Résumons : la presse québécoise enquête sur une colossale affaire de corruption entre les grosses entreprises du BTP (l’équivalent de nos Bouygues et autres Vinci) et le monde politique canadien. Et donc que fait la politique ? Et bien elle écoute les journalistes tout simplement...mais attention légalement, hein ! Au moins 7 journalistes dont certains très connus, l’animateur Alain Gravel de Radio Canada, se sont retrouvés sur écoute à partir de l’automne 2013 par la police de Montréal. Devant le scandale, révélé par la presse, le gouvernement du Québec a annoncé une inspection interne des trois principaux services de police de la province et condamnant la pratique policière autorisée par la magistrature. Mais le maire de Montréal – un député du parti libéral - défend sa police – puisqu’elle le défend lui ! Car le parti libéral est bien évidemment sur la sellette dans cette affaire de corruption gigantesque…

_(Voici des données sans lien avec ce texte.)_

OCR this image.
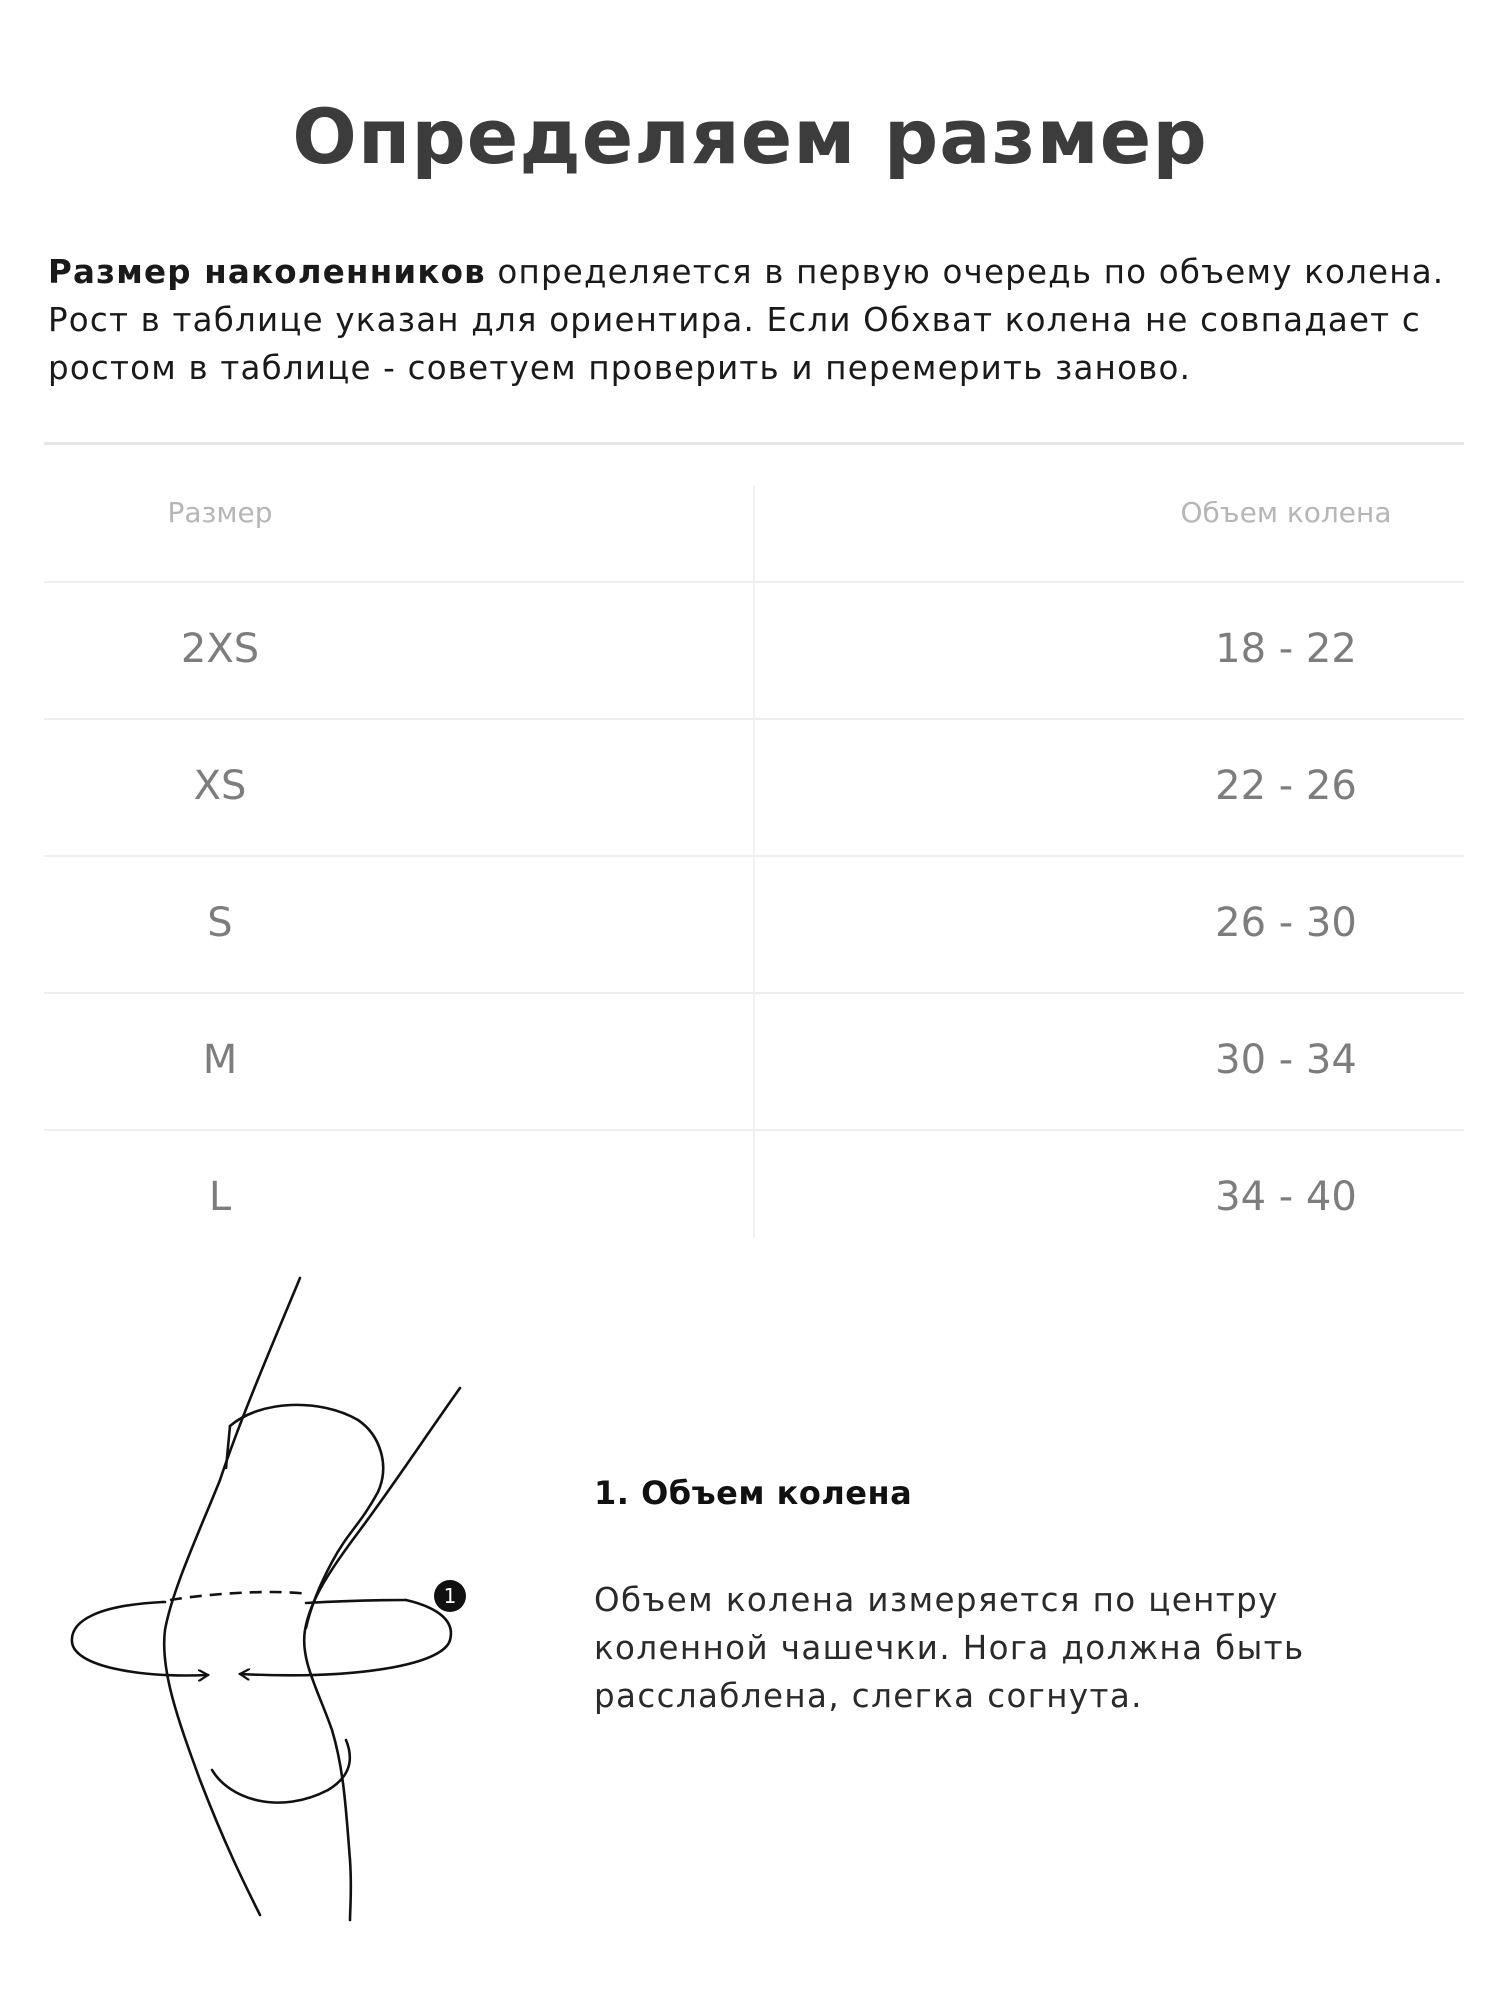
Определяем размер

Размер наколенников определяется в первую очередь по объему колена. Рост в таблице указан для ориентира. Если Обхват колена не совпадает с ростом в таблице - советуем проверить и перемерить заново.

Размер	Объем колена
2XS	18 - 22
XS	22 - 26
S	26 - 30
M	30 - 34
L	34 - 40
1
1. Объем колена

Объем колена измеряется по центру коленной чашечки. Нога должна быть расслаблена, слегка согнута.
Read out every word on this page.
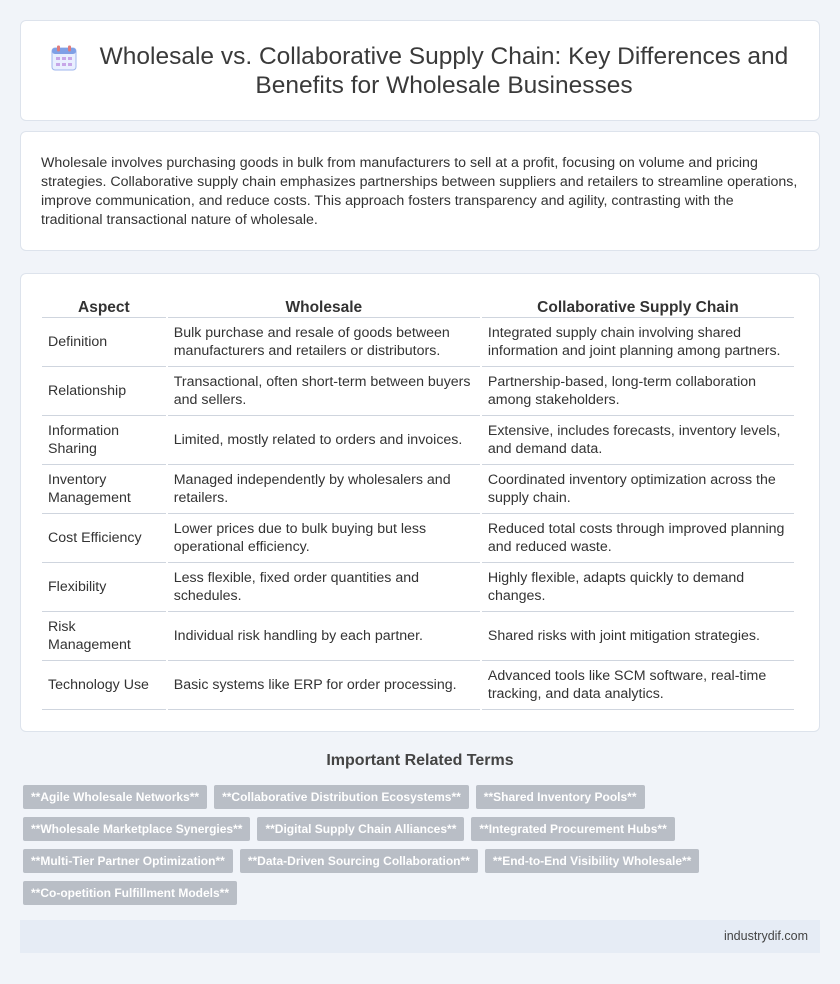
Wholesale vs. Collaborative Supply Chain: Key Differences and Benefits for Wholesale Businesses

Wholesale involves purchasing goods in bulk from manufacturers to sell at a profit, focusing on volume and pricing strategies. Collaborative supply chain emphasizes partnerships between suppliers and retailers to streamline operations, improve communication, and reduce costs. This approach fosters transparency and agility, contrasting with the traditional transactional nature of wholesale.

Aspect	Wholesale	Collaborative Supply Chain
Definition	Bulk purchase and resale of goods between manufacturers and retailers or distributors.	Integrated supply chain involving shared information and joint planning among partners.
Relationship	Transactional, often short-term between buyers and sellers.	Partnership-based, long-term collaboration among stakeholders.
Information Sharing	Limited, mostly related to orders and invoices.	Extensive, includes forecasts, inventory levels, and demand data.
Inventory Management	Managed independently by wholesalers and retailers.	Coordinated inventory optimization across the supply chain.
Cost Efficiency	Lower prices due to bulk buying but less operational efficiency.	Reduced total costs through improved planning and reduced waste.
Flexibility	Less flexible, fixed order quantities and schedules.	Highly flexible, adapts quickly to demand changes.
Risk Management	Individual risk handling by each partner.	Shared risks with joint mitigation strategies.
Technology Use	Basic systems like ERP for order processing.	Advanced tools like SCM software, real-time tracking, and data analytics.
Important Related Terms
**Agile Wholesale Networks**	**Collaborative Distribution Ecosystems**	**Shared Inventory Pools**
**Wholesale Marketplace Synergies**	**Digital Supply Chain Alliances**	**Integrated Procurement Hubs**
**Multi-Tier Partner Optimization**	**Data-Driven Sourcing Collaboration**	**End-to-End Visibility Wholesale**
**Co-opetition Fulfillment Models**
industrydif.com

Interrogé sur la possibilité que les services de polices nationaux aient fait de même, la Gendarmerie royale du Canada (GRC) et le Service canadien de renseignement de sécurité (SCRS), les deux corps policiers fédéraux, ont répondu qu’ils ne veulent pas confirmer s’ils ont déjà adopté de telles pratiques. La GRC précise seulement que « les cas où des enquêtes de la GRC concernant des journalistes ont eu lieu sont extrêmement rares ». Le gouvernement Trudeau a déclaré qu’il n’avait pas l’intention de demander à la GRC et au SCRS s’ils pratiquaient des écoutes de journaliste estimant qu’il n’était « pas approprié de commenter sur les questions opérationnelles ». C’est d’autant plus fou que Trudeau se veut « libéral », c’est-à-dire un défenseur de « l’individu » face à l’État...quelle blague !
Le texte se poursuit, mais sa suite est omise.